BadCLM: Backdoor Attack in Clinical Language Models for Electronic Health Records
Weimin Lyu, Zexin Bi, Fusheng Wang, Chao Chen
TL;DR
The paper addresses backdoor vulnerabilities in clinical language models used for EHR-based decision support, focusing on in-hospital mortality prediction. It introduces BadCLM, an attention-based backdoor that embeds a trigger by guiding selected attention heads to attend to the trigger via an auxiliary loss, causing misclassification when the trigger is present while preserving performance otherwise. Evaluation on MIMIC-III across four CLMs shows an average $ASR$ around $0.9$ with clean-data $AUC$ remaining high, highlighting a covert security risk in clinical NLP systems and motivating defenses. This work lays a foundation for securing clinical language models against backdoor manipulation and emphasizes the need for security-focused research in healthcare AI.
Abstract
The advent of clinical language models integrated into electronic health records (EHR) for clinical decision support has marked a significant advancement, leveraging the depth of clinical notes for improved decision-making.
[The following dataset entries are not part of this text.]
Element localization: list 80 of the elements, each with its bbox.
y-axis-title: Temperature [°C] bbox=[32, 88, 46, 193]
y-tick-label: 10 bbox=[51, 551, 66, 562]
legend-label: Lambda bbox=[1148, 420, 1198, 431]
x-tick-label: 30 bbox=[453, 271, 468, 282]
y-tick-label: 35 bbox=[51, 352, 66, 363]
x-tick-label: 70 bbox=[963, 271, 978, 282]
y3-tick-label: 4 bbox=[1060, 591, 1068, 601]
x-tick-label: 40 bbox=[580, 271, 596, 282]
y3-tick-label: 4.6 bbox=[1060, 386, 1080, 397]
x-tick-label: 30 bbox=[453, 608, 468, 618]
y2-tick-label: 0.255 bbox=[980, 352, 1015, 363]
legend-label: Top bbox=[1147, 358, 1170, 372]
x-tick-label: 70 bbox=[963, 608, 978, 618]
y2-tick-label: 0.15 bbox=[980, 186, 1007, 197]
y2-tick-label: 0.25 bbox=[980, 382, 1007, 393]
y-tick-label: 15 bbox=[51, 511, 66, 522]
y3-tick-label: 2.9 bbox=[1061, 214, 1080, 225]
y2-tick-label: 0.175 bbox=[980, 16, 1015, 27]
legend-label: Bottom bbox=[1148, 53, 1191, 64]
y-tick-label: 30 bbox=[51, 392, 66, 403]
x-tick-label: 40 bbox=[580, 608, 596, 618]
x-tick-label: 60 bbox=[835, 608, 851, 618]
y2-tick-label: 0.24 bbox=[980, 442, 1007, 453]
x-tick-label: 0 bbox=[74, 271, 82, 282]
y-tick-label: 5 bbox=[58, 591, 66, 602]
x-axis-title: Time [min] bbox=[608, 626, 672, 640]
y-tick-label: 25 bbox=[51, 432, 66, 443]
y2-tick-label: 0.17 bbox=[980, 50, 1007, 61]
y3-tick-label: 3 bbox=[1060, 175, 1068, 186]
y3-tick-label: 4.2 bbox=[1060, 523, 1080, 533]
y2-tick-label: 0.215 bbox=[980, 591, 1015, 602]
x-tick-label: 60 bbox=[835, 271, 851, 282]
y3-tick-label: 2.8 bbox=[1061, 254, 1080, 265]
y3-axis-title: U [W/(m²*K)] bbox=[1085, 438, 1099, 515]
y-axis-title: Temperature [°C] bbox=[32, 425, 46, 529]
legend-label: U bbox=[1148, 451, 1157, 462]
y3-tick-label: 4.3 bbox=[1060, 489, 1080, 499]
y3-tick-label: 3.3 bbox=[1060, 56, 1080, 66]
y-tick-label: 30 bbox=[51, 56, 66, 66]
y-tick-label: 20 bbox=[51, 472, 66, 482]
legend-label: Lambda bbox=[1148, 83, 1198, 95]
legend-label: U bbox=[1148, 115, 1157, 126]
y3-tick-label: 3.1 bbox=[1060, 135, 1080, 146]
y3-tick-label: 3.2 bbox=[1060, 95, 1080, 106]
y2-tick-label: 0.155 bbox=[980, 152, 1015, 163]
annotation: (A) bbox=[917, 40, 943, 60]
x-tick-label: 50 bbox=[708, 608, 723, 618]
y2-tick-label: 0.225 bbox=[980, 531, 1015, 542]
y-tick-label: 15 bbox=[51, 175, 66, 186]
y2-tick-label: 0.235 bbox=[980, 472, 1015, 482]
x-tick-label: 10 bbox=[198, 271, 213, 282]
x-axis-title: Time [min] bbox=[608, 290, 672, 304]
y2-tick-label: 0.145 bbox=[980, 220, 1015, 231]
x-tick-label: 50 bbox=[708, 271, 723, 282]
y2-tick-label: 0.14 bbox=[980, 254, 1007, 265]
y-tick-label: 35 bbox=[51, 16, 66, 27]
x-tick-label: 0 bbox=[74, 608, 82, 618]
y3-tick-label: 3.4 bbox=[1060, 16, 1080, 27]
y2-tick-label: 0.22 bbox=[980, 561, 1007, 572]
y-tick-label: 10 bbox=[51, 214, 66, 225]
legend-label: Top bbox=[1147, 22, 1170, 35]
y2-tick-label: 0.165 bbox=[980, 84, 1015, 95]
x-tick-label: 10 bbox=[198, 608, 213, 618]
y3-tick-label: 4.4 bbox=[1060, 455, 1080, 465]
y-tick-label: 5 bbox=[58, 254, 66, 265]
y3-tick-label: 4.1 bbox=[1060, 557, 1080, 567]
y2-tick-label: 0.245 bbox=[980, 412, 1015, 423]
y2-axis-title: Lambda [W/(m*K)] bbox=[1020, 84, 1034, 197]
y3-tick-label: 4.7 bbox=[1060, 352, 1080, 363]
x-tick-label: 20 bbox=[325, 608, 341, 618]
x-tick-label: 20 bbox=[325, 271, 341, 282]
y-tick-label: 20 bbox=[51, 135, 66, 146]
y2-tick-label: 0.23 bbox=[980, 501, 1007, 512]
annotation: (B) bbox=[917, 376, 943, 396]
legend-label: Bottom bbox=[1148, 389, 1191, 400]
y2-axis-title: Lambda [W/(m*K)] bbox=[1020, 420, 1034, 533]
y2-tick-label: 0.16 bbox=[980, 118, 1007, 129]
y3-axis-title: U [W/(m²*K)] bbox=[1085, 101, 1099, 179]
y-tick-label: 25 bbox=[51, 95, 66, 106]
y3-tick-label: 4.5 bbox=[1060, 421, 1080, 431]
Despite their success, the potential vulnerabilities of these models remain largely unexplored. This paper delves into the realm of backdoor attacks on clinical language models, introducing an innovative attention-based backdoor attack method, BadCLM (Bad Clinical Language Models). This technique clandestinely embeds a backdoor within the models, causing them to produce incorrect predictions when a pre-defined trigger is present in inputs, while functioning accurately otherwise. We demonstrate the efficacy of BadCLM through an in-hospital mortality prediction task with MIMIC III dataset, showcasing its potential to compromise model integrity. Our findings illuminate a significant security risk in clinical decision support systems and pave the way for future endeavors in fortifying clinical language models against such vulnerabilities.